Quatrième de couverture :
Les Trois, comme on les surnommait dans le collège et lycée de Saint-Brieuc, ont grandi sur la côte du Goëlo, en Bretagne.
Désormais quarantenaires, ils ont chacun construit leur vie.
Emma, capitaine de police en France, est obsédée par une enquête en cours, suite à l’audition et au dépôt de plainte d’une adolescente.
Léo, trader à New York, se bat du haut de la Freedom Tower contre le souvenir du décès de sa mère, alors qu’il était enfant.
Justine, réflexologue à Londres, vient d’être quittée par sa compagne et tente de prendre un nouveau départ.
Par des circonstances déroutantes, les Trois vont se retrouver quelques jours sur les lieux qui ont marqué leur adolescence, les mêmes lieux où « le drame » s’est passé une vingtaine d’années plus tôt.

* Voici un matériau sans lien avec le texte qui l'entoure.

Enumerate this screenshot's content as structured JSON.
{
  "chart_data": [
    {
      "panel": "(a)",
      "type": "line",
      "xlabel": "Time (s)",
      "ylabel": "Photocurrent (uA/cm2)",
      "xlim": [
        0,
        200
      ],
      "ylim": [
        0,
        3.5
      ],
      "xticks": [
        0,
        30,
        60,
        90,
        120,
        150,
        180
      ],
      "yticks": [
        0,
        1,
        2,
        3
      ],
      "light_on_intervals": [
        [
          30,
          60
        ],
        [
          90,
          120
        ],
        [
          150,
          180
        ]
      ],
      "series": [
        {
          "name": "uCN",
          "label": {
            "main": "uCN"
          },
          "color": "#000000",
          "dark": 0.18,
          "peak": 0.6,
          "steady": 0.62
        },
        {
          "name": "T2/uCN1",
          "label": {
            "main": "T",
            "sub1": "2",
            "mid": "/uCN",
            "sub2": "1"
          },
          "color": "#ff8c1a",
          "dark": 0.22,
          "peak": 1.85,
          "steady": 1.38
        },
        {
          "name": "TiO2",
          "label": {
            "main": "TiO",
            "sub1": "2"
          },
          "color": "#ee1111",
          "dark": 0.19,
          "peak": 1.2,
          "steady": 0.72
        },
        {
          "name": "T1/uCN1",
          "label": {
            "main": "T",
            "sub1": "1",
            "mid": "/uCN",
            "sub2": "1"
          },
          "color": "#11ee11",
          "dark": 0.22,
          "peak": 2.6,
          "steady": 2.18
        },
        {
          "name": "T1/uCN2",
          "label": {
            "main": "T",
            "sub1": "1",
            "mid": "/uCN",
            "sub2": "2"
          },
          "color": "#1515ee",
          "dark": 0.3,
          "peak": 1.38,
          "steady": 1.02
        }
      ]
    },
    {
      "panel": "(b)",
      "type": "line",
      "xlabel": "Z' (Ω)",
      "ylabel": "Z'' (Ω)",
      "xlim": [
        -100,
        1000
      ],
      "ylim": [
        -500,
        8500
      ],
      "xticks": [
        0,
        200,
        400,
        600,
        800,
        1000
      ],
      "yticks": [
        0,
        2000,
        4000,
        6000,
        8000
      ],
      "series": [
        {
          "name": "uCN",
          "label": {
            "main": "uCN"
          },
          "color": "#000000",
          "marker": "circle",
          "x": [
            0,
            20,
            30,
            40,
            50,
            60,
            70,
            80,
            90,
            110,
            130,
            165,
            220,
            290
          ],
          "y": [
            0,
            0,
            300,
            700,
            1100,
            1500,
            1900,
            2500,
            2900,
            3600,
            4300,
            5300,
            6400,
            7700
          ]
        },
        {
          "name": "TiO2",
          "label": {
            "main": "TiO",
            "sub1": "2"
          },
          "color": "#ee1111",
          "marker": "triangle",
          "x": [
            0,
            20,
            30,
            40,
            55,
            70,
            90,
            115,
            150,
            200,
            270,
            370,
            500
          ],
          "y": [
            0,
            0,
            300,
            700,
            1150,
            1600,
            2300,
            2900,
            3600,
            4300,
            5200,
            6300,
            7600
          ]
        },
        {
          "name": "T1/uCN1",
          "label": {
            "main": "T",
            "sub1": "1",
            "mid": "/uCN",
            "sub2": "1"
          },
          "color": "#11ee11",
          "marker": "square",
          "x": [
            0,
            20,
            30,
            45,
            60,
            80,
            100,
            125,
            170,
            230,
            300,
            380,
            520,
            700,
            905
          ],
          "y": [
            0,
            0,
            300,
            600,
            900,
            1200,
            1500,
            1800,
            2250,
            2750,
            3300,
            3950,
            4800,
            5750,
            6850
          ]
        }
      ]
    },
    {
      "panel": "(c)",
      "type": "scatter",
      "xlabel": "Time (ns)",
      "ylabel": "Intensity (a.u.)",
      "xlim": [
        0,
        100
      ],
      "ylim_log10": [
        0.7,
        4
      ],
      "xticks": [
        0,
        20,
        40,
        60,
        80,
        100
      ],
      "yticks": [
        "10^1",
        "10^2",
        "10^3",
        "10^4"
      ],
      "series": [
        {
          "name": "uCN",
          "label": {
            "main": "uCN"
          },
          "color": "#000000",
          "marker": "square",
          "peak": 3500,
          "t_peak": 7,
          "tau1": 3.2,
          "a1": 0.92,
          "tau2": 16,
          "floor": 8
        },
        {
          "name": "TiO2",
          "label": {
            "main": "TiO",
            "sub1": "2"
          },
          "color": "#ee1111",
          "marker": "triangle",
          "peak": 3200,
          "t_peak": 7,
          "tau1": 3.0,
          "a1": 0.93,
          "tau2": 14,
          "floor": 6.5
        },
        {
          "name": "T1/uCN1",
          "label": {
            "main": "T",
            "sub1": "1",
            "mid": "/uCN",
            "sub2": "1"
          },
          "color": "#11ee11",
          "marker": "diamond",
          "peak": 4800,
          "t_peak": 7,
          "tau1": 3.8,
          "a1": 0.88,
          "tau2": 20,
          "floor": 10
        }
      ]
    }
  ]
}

Décideront-ils de tout laisser derrière eux ? Ou affronteront-ils les événements qui ont changé le cours de leur vie ?
« Dans la maison bleue, les Trois tendaient les bras à l’univers. Le battant de la houle leur rappelait que la seule entrave à leur liberté était la nature, sauvage et indomptable. »
Mon avis sur ce coup de cœur incroyable qui m’a beaucoup ému
Aujourd’hui je reviens vous parler de ce coup de cœur monumental qui m’a bouleversé et laisser sans voix tant pas l’ingéniosité du récit que par sa profondeur.
En effet au delà de l’histoire incroyable emplie de douceur, gravité et bienveillance l’autrice dénonce des faits sociaux graves et d’actualités. Notamment lorsqu’elle explique que bien souvent les victimes de viol se retrouvent jugées au yeux de tous. Leurs plaintes sont-elles réelles, ne l’ont-elles pas cherché, etc. Tant de choses qui ne devraient plus exister de nos jours. De plus, elle relate le classement sans suite d’affaires qui parfois est trop rapide.
Julie Desb aborde aussi la rupture de façon brillante : rupture sentimentale, maternelle et familiale. Sans faux semblant, avec transparence et douceur on ne peut que s’identifier aux personnages souffrant de ces ruptures.

Avec une pointe d’humour qui donne un coup de pouce au dynamisme du récit, l’autrice nous balade entre ses personnages principaux abimés par la vie. Des personnages humains, réels et abordables avec lesquels elle aborde les notions de routine, responsabilité, espoir, dénonciation et acceptation.
Elle saisit sa rage, la tord au fond de sa bouche et l’expulse dans un cri primitif. Sa dignité s’infiltre entre les mots et sa douleur trouve un exutoire. Il ne s’agit plus de pleurs, de tristesse ou d’abattement. Ce sont des larmes d’espoir et de rébellion.
J’ai beaucoup aimé le clin d’oeil à Mélissa Da Costa ainsi que l’aspect de différence intégrer au récit. Ce roman n’est pas qu’une belle histoire elle est aussi une dénonciation et un cri du coeur.
Des rebondissements permanents, des secrets et non dits qui refont surface, du suspens tout est magnifiquement écrit pour créer un véritable bijou littéraire. Je ne peux que vous inciter à le lire.